Parse query strings into JSON using the URL standard URLSearchParams decoder. Duplicate keys become JSON arrays; single values stay strings. Leading ? characters are stripped automatically so you can paste either raw query text or a fragment copied from a full URL.
How it works
A leading ? is removed if present. The remainder is fed to URLSearchParams, which splits on & and decodes key=value pairs per the application/x-www-form-urlencoded rules.

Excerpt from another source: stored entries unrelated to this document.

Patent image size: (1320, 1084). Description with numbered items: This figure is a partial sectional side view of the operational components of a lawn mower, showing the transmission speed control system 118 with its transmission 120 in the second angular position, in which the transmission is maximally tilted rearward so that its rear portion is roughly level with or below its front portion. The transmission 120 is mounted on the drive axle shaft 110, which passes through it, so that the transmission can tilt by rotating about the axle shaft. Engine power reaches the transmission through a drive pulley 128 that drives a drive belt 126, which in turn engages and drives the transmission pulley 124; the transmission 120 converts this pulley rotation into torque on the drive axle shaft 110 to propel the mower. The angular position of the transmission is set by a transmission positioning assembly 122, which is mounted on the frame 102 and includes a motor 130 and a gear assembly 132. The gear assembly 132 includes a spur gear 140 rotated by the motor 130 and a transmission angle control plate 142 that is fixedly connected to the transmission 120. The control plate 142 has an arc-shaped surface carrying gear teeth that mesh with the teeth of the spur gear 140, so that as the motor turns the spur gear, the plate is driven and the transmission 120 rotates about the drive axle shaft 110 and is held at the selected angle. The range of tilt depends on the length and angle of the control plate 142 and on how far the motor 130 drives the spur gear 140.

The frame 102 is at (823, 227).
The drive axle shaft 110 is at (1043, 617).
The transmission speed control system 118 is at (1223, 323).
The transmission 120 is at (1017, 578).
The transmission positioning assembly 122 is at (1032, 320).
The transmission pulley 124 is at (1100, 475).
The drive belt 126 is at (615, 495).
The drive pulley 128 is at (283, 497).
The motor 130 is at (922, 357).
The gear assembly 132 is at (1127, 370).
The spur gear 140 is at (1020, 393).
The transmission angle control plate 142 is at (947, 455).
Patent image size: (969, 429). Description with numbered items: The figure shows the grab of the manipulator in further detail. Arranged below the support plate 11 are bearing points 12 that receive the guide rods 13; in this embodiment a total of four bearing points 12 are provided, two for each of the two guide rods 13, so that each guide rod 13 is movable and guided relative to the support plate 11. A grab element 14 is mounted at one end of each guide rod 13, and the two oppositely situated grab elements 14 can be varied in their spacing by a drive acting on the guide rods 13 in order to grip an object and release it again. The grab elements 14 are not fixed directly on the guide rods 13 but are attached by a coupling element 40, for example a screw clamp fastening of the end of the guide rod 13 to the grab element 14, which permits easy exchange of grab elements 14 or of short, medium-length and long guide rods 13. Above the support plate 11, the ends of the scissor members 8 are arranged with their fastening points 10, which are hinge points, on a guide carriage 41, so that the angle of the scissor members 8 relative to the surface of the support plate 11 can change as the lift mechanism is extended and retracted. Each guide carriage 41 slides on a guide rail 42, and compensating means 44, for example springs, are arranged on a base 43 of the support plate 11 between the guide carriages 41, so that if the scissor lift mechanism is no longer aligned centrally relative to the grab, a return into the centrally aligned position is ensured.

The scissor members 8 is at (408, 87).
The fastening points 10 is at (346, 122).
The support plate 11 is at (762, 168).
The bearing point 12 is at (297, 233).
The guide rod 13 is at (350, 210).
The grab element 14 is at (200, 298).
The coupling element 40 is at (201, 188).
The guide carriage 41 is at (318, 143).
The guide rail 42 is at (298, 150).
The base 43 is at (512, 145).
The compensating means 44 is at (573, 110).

When a key appears once, the JSON value is a string; when it appears multiple times, values are collected into a JSON array preserving insertion order.
When to use it
- Inspect query parameters from agent-fetched URLs and redirect chains
- Convert
application/x-www-form-urlencodedfragments to JSON for tooling - Debug OAuth callbacks, webhook query payloads, and analytics tags
- Round-trip with build-query-string to validate encoding assumptions
Example
page=2&q=hello&q=world becomes {"page":"2","q":["hello","world"]} in the output textarea. A lone q=hello yields "q":"hello" without an array wrapper.
Limitations
Paste only the query portion—not a full URL with scheme and host (strip everything before ?). Nested JSON objects are not supported in query strings; values are always strings (or arrays of strings). Plus signs decode as spaces per the URL standard, which may differ from some custom parsers.